Solo un paio di note stonate, che forse potrebbero aprirgli le porte del basket FIBA ma precludergli quello della NBA. Oltre ad una media non altissima di rimbalzi presi, infatti, lascia perplessi la poca confidenza con il tiro da tre, che invece per i 4 oggi è una skill necessaria.
Tobe Awaka, lungo di ricambio, è ugualmente refrattario alla conclusione da fuori. In compenso, però, ha un fiuto incomparabile per le carambole.

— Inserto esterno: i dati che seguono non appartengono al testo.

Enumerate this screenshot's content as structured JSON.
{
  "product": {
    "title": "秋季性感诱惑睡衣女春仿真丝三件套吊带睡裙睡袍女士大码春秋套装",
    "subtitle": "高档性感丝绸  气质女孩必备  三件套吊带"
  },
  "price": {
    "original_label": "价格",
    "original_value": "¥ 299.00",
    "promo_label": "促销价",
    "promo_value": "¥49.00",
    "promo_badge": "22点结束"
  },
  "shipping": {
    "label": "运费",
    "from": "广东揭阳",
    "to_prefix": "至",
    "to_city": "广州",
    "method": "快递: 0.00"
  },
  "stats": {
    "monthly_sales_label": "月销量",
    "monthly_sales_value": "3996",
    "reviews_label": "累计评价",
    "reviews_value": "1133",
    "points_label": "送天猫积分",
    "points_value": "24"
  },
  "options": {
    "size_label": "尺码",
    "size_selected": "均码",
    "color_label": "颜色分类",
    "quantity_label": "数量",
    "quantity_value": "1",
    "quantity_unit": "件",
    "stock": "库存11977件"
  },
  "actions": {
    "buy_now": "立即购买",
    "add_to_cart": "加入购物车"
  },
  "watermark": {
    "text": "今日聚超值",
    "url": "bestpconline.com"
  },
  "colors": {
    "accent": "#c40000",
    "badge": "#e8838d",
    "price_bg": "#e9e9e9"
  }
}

Mastino d’area come pochi, il lungo newyorchese quando prende posizione nel pitturato è molto difficile da spostare. Non è solo abile a prendere posizione, ma anche a fare muro contro muro con i dirimpettai.

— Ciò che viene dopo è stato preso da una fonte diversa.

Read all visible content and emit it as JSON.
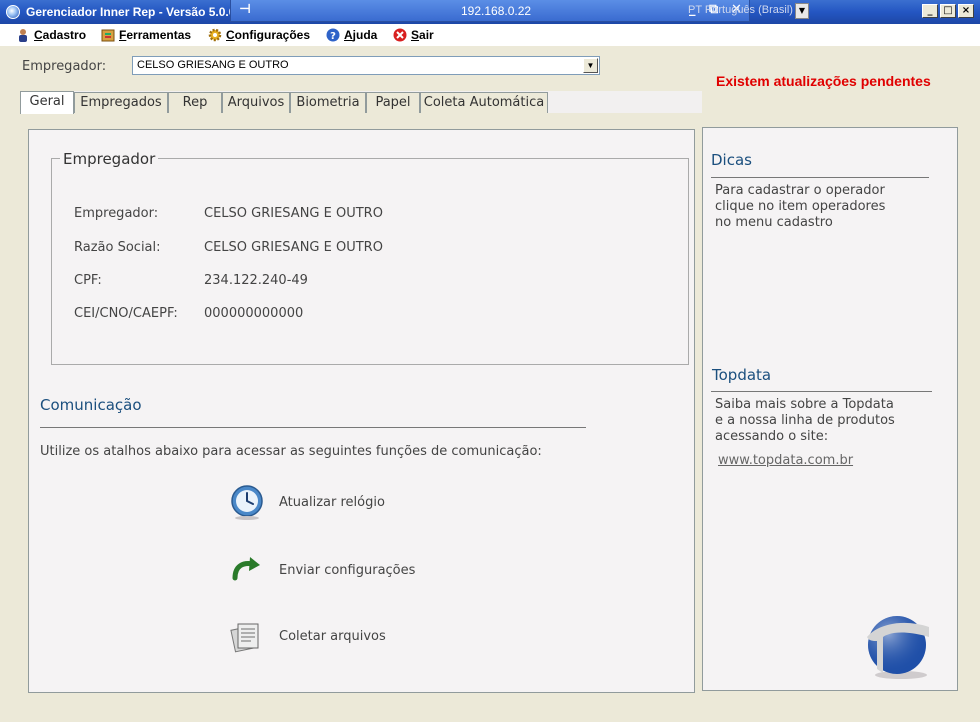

Nel ruolo di centro evoluisce invece Motiejus Krivas. Ovvero il prototipo per eccellenza del lungo lituano: alto, possente e mobile allo stesso tempo, eccellente spalle a canestro e con un cruciale bagaglio di ball handling, finte e piroette.
La front line è completata da Ivan Kharchenkov. A dispetto del nome, l’ala piccola è nata in Germania, è un freshman e viene dal settore giovanile del Bayern Monaco.
Non è altissimo, ma è compatto. Ovvero la condizione ideale per il suo modo di giocare, fatto di arrembanti blitz in area: non è una point forward come richiederebbe il gioco moderno, ma è più un 3 classico con una dose non indifferente di atletismo e spavalderia.
La stessa predisposizione che ha mostrato Jaden Bradley, il quale però rispetto al compagno tedesco, ha due differenze. In prima battuta è un senior, e poi, soprattutto, in aggiunta ha affinato un arresto-e-tiro che risulta affidabile.
Per dirla senza mezzi termini: Bradley non disdegna di avere spesso la palla in mano. Oltre ad essere uno scorer di tutto rispetto, che non guasta, Arizona riesce ad assorbire questa sua (comunque controllata) bulimia cestistica grazie ad una circolazione condivisa ed efficace.
Suo compagno di reparto è Brayden Burries, da San Bernardino. È lui il fromboliere designato per colpire da oltre l’arco, ma oltre a questa capacità il classe 2005 si segnala anche per il primo passo bruciante grazie al quale riesce a ferire anche quando si avventura in area.
Cambio degli esterni è l’australiano Anthony Dell’Orso. Anche lui finora si è messo in evidenza come cecchino dalla lunga distanza: la posizione del corpo è sempre ordinata, quella delle mani no ma la capacità dei grandi cannonieri è anche trovare la retina con una meccanica non ortodossa.
Tommy Floyd, dunque, può puntare al titolo con una squadra che è perfettamente competitiva per quello che è ancora (ma fino a quando?) il gioco della NCAA. Ovvero un gioco in cui il tiro da dentro l’area è ancora il fulcro della manovra offensiva.
Certo, non sarà facile, perché la concorrenza è agguerrita. Arizona ha però mantenuto, da inizio stagione, un rendimento continuo, e non ha affatto perso terreno come invece successo a qualcuna delle concorrenti.
I Wildcats sembrano aver trovato una loro chimica, e questo li rende per certo una mina vagante a cui prestare la dovuta attenzione quando arriverà la March Madness. E chissà se, dopo la Indianapolis del 1997, non se ne aggiunga una nel 2026.